A conversation I had over the weekend while coming out to family/talking to family about my asexuality prompted this little rant. Family says: “I don’t like labels, why do we have to go around labeling everything? Can’t it just be whatever you are you are?”
Labels are things that are assigned by other people to you, like when someone externally throws around the words nerd or jock. A label isn’t a label if it is what you call yourself. What you call yourself is the way you identify, your identity. The conflation of label and identity is just as bad as the conflation of sex and love, the conflation of sex and gender, and the conflation of behavior and orientation.
We should:
1) stop labeling other people for them.
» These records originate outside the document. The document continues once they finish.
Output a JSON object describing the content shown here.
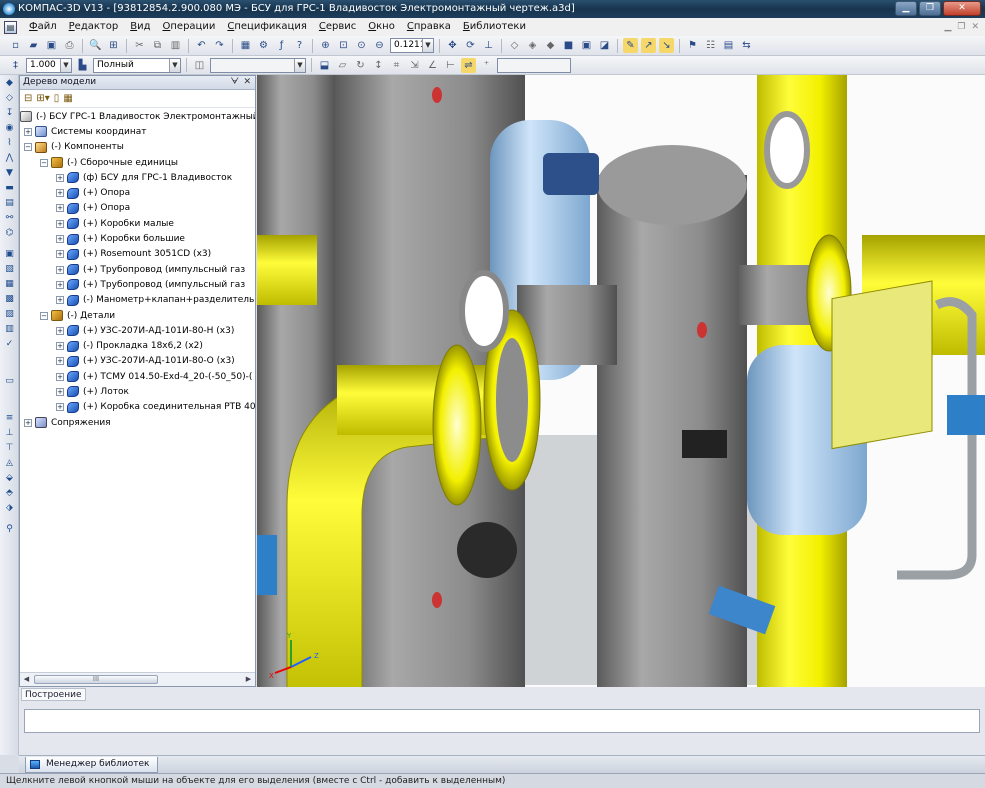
{
  "window": {
    "title": "КОМПАС-3D V13 - [93812854.2.900.080 МЭ - БСУ для ГРС-1 Владивосток Электромонтажный чертеж.a3d]",
    "controls": [
      "minimize",
      "restore",
      "close"
    ]
  },
  "menu": [
    {
      "underline": "Ф",
      "rest": "айл"
    },
    {
      "underline": "Р",
      "rest": "едактор"
    },
    {
      "underline": "В",
      "rest": "ид"
    },
    {
      "underline": "О",
      "rest": "перации"
    },
    {
      "underline": "С",
      "rest": "пецификация"
    },
    {
      "underline": "С",
      "rest": "ервис"
    },
    {
      "underline": "О",
      "rest": "кно"
    },
    {
      "underline": "С",
      "rest": "правка"
    },
    {
      "underline": "Б",
      "rest": "иблиотеки"
    }
  ],
  "toolbar": {
    "zoom_value": "0.1211",
    "scale_value": "1.000",
    "view_mode": "Полный",
    "empty_combo": ""
  },
  "tree": {
    "panel_title": "Дерево модели",
    "root": "(-) БСУ ГРС-1 Владивосток Электромонтажный",
    "items": [
      {
        "label": "Системы координат",
        "level": 1,
        "toggle": "+",
        "icon": "csys"
      },
      {
        "label": "(-) Компоненты",
        "level": 1,
        "toggle": "−",
        "icon": "comp"
      },
      {
        "label": "(-) Сборочные единицы",
        "level": 2,
        "toggle": "−",
        "icon": "asm"
      },
      {
        "label": "(ф) БСУ для ГРС-1 Владивосток",
        "level": 3,
        "toggle": "+",
        "icon": "part"
      },
      {
        "label": "(+) Опора",
        "level": 3,
        "toggle": "+",
        "icon": "part"
      },
      {
        "label": "(+) Опора",
        "level": 3,
        "toggle": "+",
        "icon": "part"
      },
      {
        "label": "(+) Коробки малые",
        "level": 3,
        "toggle": "+",
        "icon": "part"
      },
      {
        "label": "(+) Коробки большие",
        "level": 3,
        "toggle": "+",
        "icon": "part"
      },
      {
        "label": "(+) Rosemount 3051CD (x3)",
        "level": 3,
        "toggle": "+",
        "icon": "part"
      },
      {
        "label": "(+) Трубопровод  (импульсный газ",
        "level": 3,
        "toggle": "+",
        "icon": "part"
      },
      {
        "label": "(+) Трубопровод  (импульсный газ",
        "level": 3,
        "toggle": "+",
        "icon": "part"
      },
      {
        "label": "(-) Манометр+клапан+разделитель",
        "level": 3,
        "toggle": "+",
        "icon": "part"
      },
      {
        "label": "(-) Детали",
        "level": 2,
        "toggle": "−",
        "icon": "asm"
      },
      {
        "label": "(+) УЗС-207И-АД-101И-80-Н (x3)",
        "level": 3,
        "toggle": "+",
        "icon": "part"
      },
      {
        "label": "(-) Прокладка 18х6,2 (x2)",
        "level": 3,
        "toggle": "+",
        "icon": "part"
      },
      {
        "label": "(+) УЗС-207И-АД-101И-80-О (x3)",
        "level": 3,
        "toggle": "+",
        "icon": "part"
      },
      {
        "label": "(+) ТСМУ 014.50-Exd-4_20-(-50_50)-(",
        "level": 3,
        "toggle": "+",
        "icon": "part"
      },
      {
        "label": "(+) Лоток",
        "level": 3,
        "toggle": "+",
        "icon": "part"
      },
      {
        "label": "(+) Коробка соединительная РТВ 40",
        "level": 3,
        "toggle": "+",
        "icon": "part"
      },
      {
        "label": "Сопряжения",
        "level": 1,
        "toggle": "+",
        "icon": "mate"
      }
    ],
    "scroll_thumb_text": "III"
  },
  "bottom": {
    "build_label": "Построение",
    "library_tab": "Менеджер библиотек"
  },
  "status": {
    "text": "Щелкните левой кнопкой мыши на объекте для его выделения (вместе с Ctrl - добавить к выделенным)"
  },
  "axes": {
    "x": "X",
    "y": "Y",
    "z": "Z"
  },
  "colors": {
    "pipe_yellow": "#f3f000",
    "vessel_gray": "#8c8c8c",
    "housing_blue": "#a9cdee",
    "titlebar": "#1d3e5c"
  }
}
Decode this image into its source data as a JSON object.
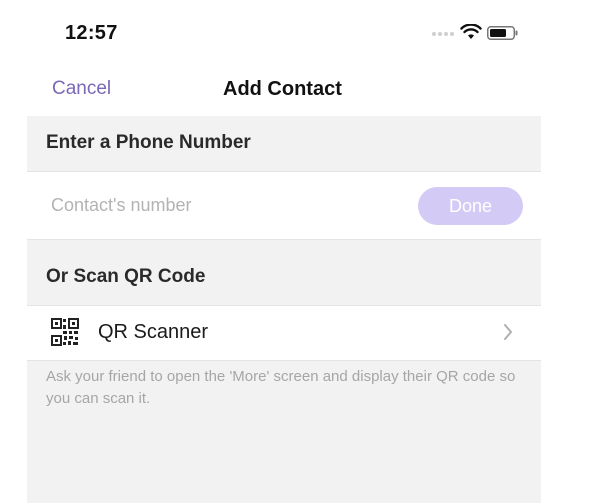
{
  "status_bar": {
    "time": "12:57",
    "icons": [
      "signal-dots-icon",
      "wifi-icon",
      "battery-icon"
    ]
  },
  "nav": {
    "cancel_label": "Cancel",
    "title": "Add Contact"
  },
  "phone_section": {
    "header": "Enter a Phone Number",
    "input_value": "",
    "input_placeholder": "Contact's number",
    "done_label": "Done"
  },
  "qr_section": {
    "header": "Or Scan QR Code",
    "scanner_label": "QR Scanner",
    "note": "Ask your friend to open the 'More' screen and display their QR code so you can scan it."
  },
  "colors": {
    "accent": "#7b67b8",
    "done_disabled": "#d3cbf5",
    "background": "#f2f2f2"
  }
}
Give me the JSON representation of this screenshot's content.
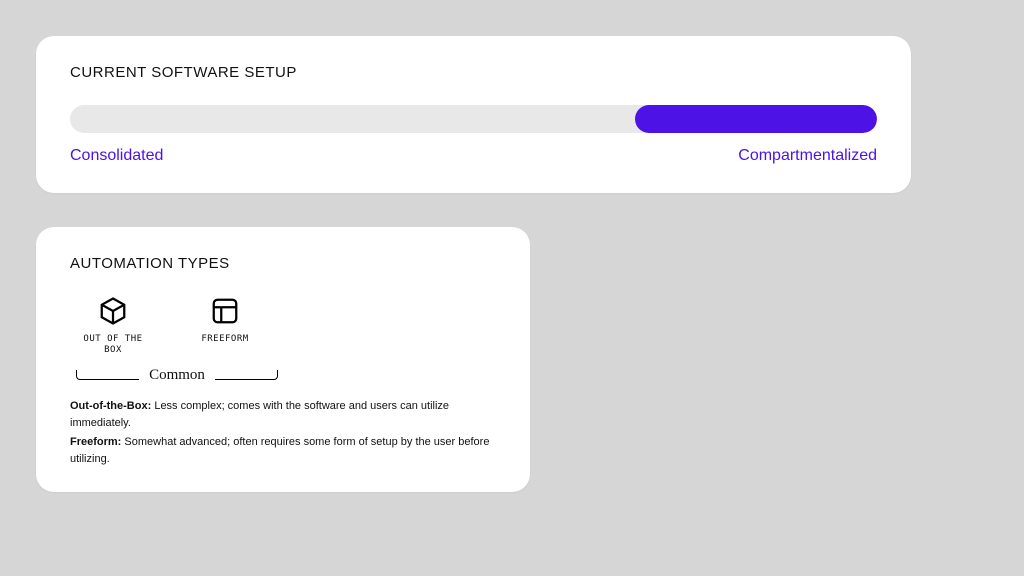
{
  "colors": {
    "accent": "#4d13e6"
  },
  "software_setup": {
    "title": "CURRENT SOFTWARE SETUP",
    "left_label": "Consolidated",
    "right_label": "Compartmentalized",
    "fill_percent": 30
  },
  "automation": {
    "title": "AUTOMATION TYPES",
    "types": [
      {
        "icon": "cube-icon",
        "label": "OUT OF THE BOX"
      },
      {
        "icon": "layout-icon",
        "label": "FREEFORM"
      }
    ],
    "group_label": "Common",
    "descriptions": [
      {
        "term": "Out-of-the-Box:",
        "text": " Less complex; comes with the software and users can utilize immediately."
      },
      {
        "term": "Freeform:",
        "text": " Somewhat advanced; often requires some form of setup by the user before utilizing."
      }
    ]
  }
}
We (asexuals) don’t want to be labeled by external forces any more than any other group else wants to be.
2) talk about how labeling is something done by others to us, not the internal process of using language to describe what your world experience is. Deconflation, anyone!?
3) Let people self-identify the way they view themselves and the experiences they’ve had in the world, and then reflect those identities back in genuine ways.
Self-identifying gives people a way to describe their experience in their own words, use terms they are comfortable with, and be selective about what they share or don’t share. Self-identity can change over a lifetime just the way that interests or hobbies or where you live can change. I don’t look at a Californian and say “Oh my god you’re so Southern” without knowing first that that person identifies as from the South (for the record, I do identify as from the South/a Southern woman). Instead I might say, “You are so hospitable, it reminds me of my Southern roots.” Then if they self-identify too, now we’ve got something in common.
When someone suggests that we’re all just labeling ourselves into the very boxes we seek to destroy, I think about labeling the leftovers or label a notebook for school. A notebook and leftovers lack sentience and can’t define themselves (if they could we’d live in a very interesting world indeed) so we need to provide a label for them. This translates to the human experience is when we “provide” labels for those who “can’t” provide them for themselves. People try to guess your identity in the form of assigning you a label. Wouldn’t it be easier to just ask how you identify?
Just some thoughts. Anyone else spending massive time with family in the graduation season and having interesting acey discussion?